Maybe to provide an aid in the form of a visual, I did a record sketch when I had my first Healey. I too, was in need of refurbishing both seat slider mechanisms. The ball bearings were complete and fine on mine. And one of my, what I call a, "Tack Weld Threaded Stud," on the driver side had sheared away from the floor pan from perhaps, over tightening at the factory, resulting from having inadequate structural stability of the seat secured to the floor, making it unsafe (Oh, like that really matters in a Healey?).

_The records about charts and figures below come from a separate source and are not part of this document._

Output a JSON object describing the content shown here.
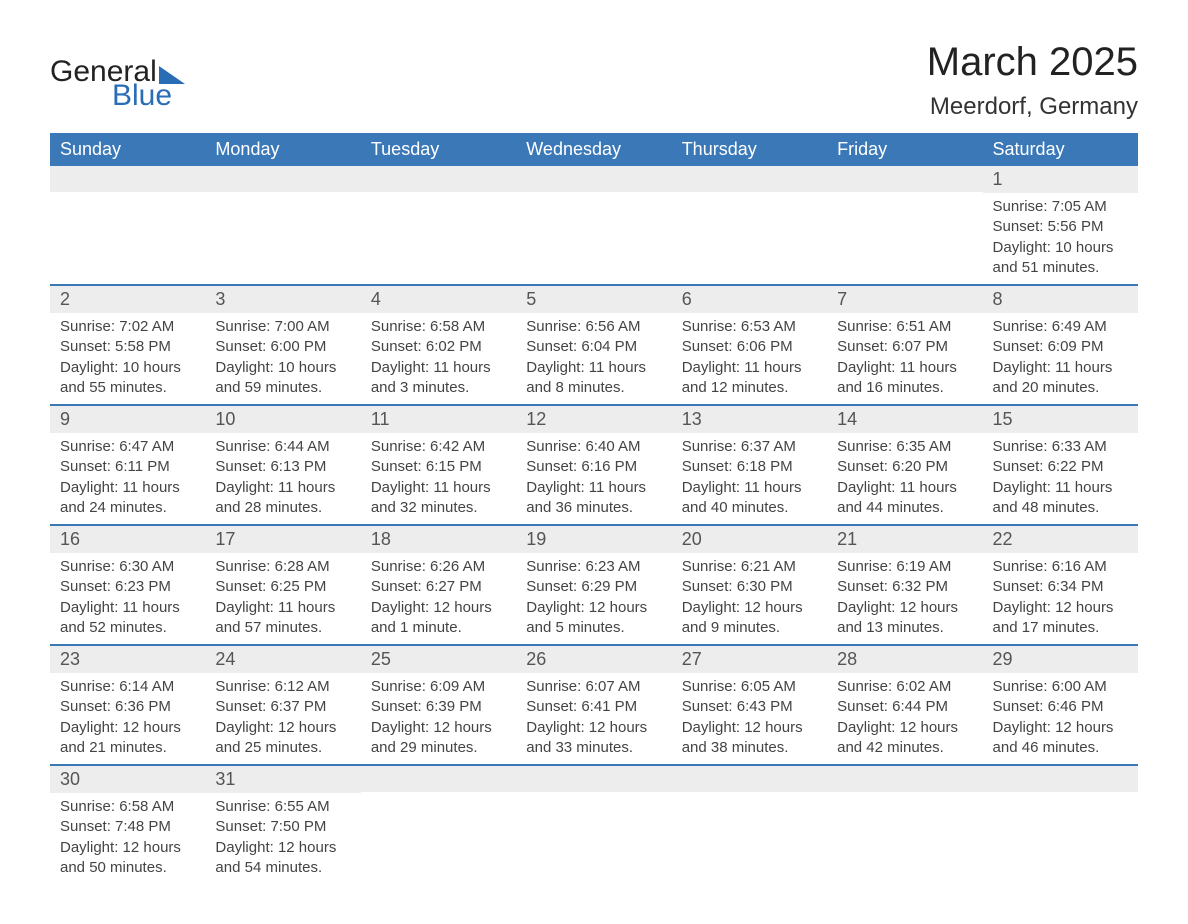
{
  "logo": {
    "text1": "General",
    "text2": "Blue",
    "tri_color": "#2a6db5"
  },
  "title": "March 2025",
  "location": "Meerdorf, Germany",
  "colors": {
    "header_bg": "#3a78b8",
    "header_text": "#ffffff",
    "daynum_bg": "#ededed",
    "row_divider": "#3a78b8",
    "text": "#444444",
    "logo_blue": "#2a6db5"
  },
  "weekdays": [
    "Sunday",
    "Monday",
    "Tuesday",
    "Wednesday",
    "Thursday",
    "Friday",
    "Saturday"
  ],
  "sunrise_label": "Sunrise: ",
  "sunset_label": "Sunset: ",
  "daylight_label": "Daylight: ",
  "weeks": [
    [
      null,
      null,
      null,
      null,
      null,
      null,
      {
        "n": "1",
        "sr": "7:05 AM",
        "ss": "5:56 PM",
        "dl": "10 hours and 51 minutes."
      }
    ],
    [
      {
        "n": "2",
        "sr": "7:02 AM",
        "ss": "5:58 PM",
        "dl": "10 hours and 55 minutes."
      },
      {
        "n": "3",
        "sr": "7:00 AM",
        "ss": "6:00 PM",
        "dl": "10 hours and 59 minutes."
      },
      {
        "n": "4",
        "sr": "6:58 AM",
        "ss": "6:02 PM",
        "dl": "11 hours and 3 minutes."
      },
      {
        "n": "5",
        "sr": "6:56 AM",
        "ss": "6:04 PM",
        "dl": "11 hours and 8 minutes."
      },
      {
        "n": "6",
        "sr": "6:53 AM",
        "ss": "6:06 PM",
        "dl": "11 hours and 12 minutes."
      },
      {
        "n": "7",
        "sr": "6:51 AM",
        "ss": "6:07 PM",
        "dl": "11 hours and 16 minutes."
      },
      {
        "n": "8",
        "sr": "6:49 AM",
        "ss": "6:09 PM",
        "dl": "11 hours and 20 minutes."
      }
    ],
    [
      {
        "n": "9",
        "sr": "6:47 AM",
        "ss": "6:11 PM",
        "dl": "11 hours and 24 minutes."
      },
      {
        "n": "10",
        "sr": "6:44 AM",
        "ss": "6:13 PM",
        "dl": "11 hours and 28 minutes."
      },
      {
        "n": "11",
        "sr": "6:42 AM",
        "ss": "6:15 PM",
        "dl": "11 hours and 32 minutes."
      },
      {
        "n": "12",
        "sr": "6:40 AM",
        "ss": "6:16 PM",
        "dl": "11 hours and 36 minutes."
      },
      {
        "n": "13",
        "sr": "6:37 AM",
        "ss": "6:18 PM",
        "dl": "11 hours and 40 minutes."
      },
      {
        "n": "14",
        "sr": "6:35 AM",
        "ss": "6:20 PM",
        "dl": "11 hours and 44 minutes."
      },
      {
        "n": "15",
        "sr": "6:33 AM",
        "ss": "6:22 PM",
        "dl": "11 hours and 48 minutes."
      }
    ],
    [
      {
        "n": "16",
        "sr": "6:30 AM",
        "ss": "6:23 PM",
        "dl": "11 hours and 52 minutes."
      },
      {
        "n": "17",
        "sr": "6:28 AM",
        "ss": "6:25 PM",
        "dl": "11 hours and 57 minutes."
      },
      {
        "n": "18",
        "sr": "6:26 AM",
        "ss": "6:27 PM",
        "dl": "12 hours and 1 minute."
      },
      {
        "n": "19",
        "sr": "6:23 AM",
        "ss": "6:29 PM",
        "dl": "12 hours and 5 minutes."
      },
      {
        "n": "20",
        "sr": "6:21 AM",
        "ss": "6:30 PM",
        "dl": "12 hours and 9 minutes."
      },
      {
        "n": "21",
        "sr": "6:19 AM",
        "ss": "6:32 PM",
        "dl": "12 hours and 13 minutes."
      },
      {
        "n": "22",
        "sr": "6:16 AM",
        "ss": "6:34 PM",
        "dl": "12 hours and 17 minutes."
      }
    ],
    [
      {
        "n": "23",
        "sr": "6:14 AM",
        "ss": "6:36 PM",
        "dl": "12 hours and 21 minutes."
      },
      {
        "n": "24",
        "sr": "6:12 AM",
        "ss": "6:37 PM",
        "dl": "12 hours and 25 minutes."
      },
      {
        "n": "25",
        "sr": "6:09 AM",
        "ss": "6:39 PM",
        "dl": "12 hours and 29 minutes."
      },
      {
        "n": "26",
        "sr": "6:07 AM",
        "ss": "6:41 PM",
        "dl": "12 hours and 33 minutes."
      },
      {
        "n": "27",
        "sr": "6:05 AM",
        "ss": "6:43 PM",
        "dl": "12 hours and 38 minutes."
      },
      {
        "n": "28",
        "sr": "6:02 AM",
        "ss": "6:44 PM",
        "dl": "12 hours and 42 minutes."
      },
      {
        "n": "29",
        "sr": "6:00 AM",
        "ss": "6:46 PM",
        "dl": "12 hours and 46 minutes."
      }
    ],
    [
      {
        "n": "30",
        "sr": "6:58 AM",
        "ss": "7:48 PM",
        "dl": "12 hours and 50 minutes."
      },
      {
        "n": "31",
        "sr": "6:55 AM",
        "ss": "7:50 PM",
        "dl": "12 hours and 54 minutes."
      },
      null,
      null,
      null,
      null,
      null
    ]
  ]
}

Anyway, from the sketch enclosed, you can see there is this 1/8" diameter rod (Bob referred to as a pin and I came up with my own concoction term as a, "Bearing Stop"), that was in the way of conveniently removing the one defective stud. Again and as a "ditto" to Bob's answer, that 1/8" diameter rod does help in preventing the bearings from rolling out found in between the top and bottom rail. It was necessary for me to completely cut away the pin/stop to gain convenient access and begin completely removing the defective stud from the bottom rail.

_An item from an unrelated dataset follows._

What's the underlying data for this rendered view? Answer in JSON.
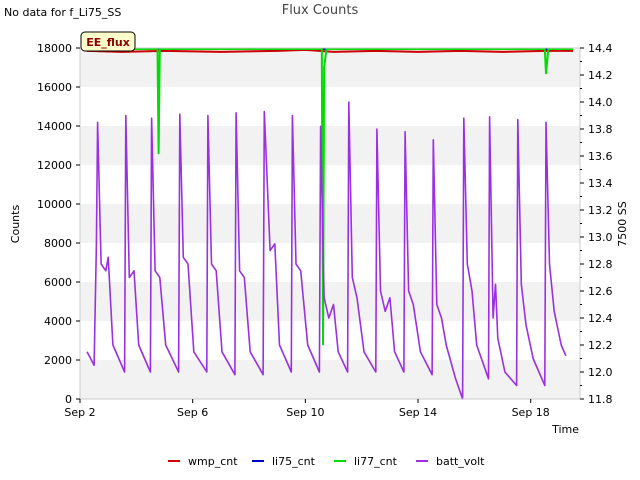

From my notes, you can see I had to purchase a new piece of 1/8" diameter steel rod (stock). Then place bearings back in between the rails, then cut to slide new piece of rod through the existing side holes of the lower slide rail, then solder/weld.
As a word of advice, one should make sure to extend the rod just enough outside the inner rail to prevent the bearings having any opportunity of slipping out. But by the same token, make sure the rod overall length does not come in contact with the outer rail's motion, thus preventing potential binding (overall length of rod as my sketch begins to suggests).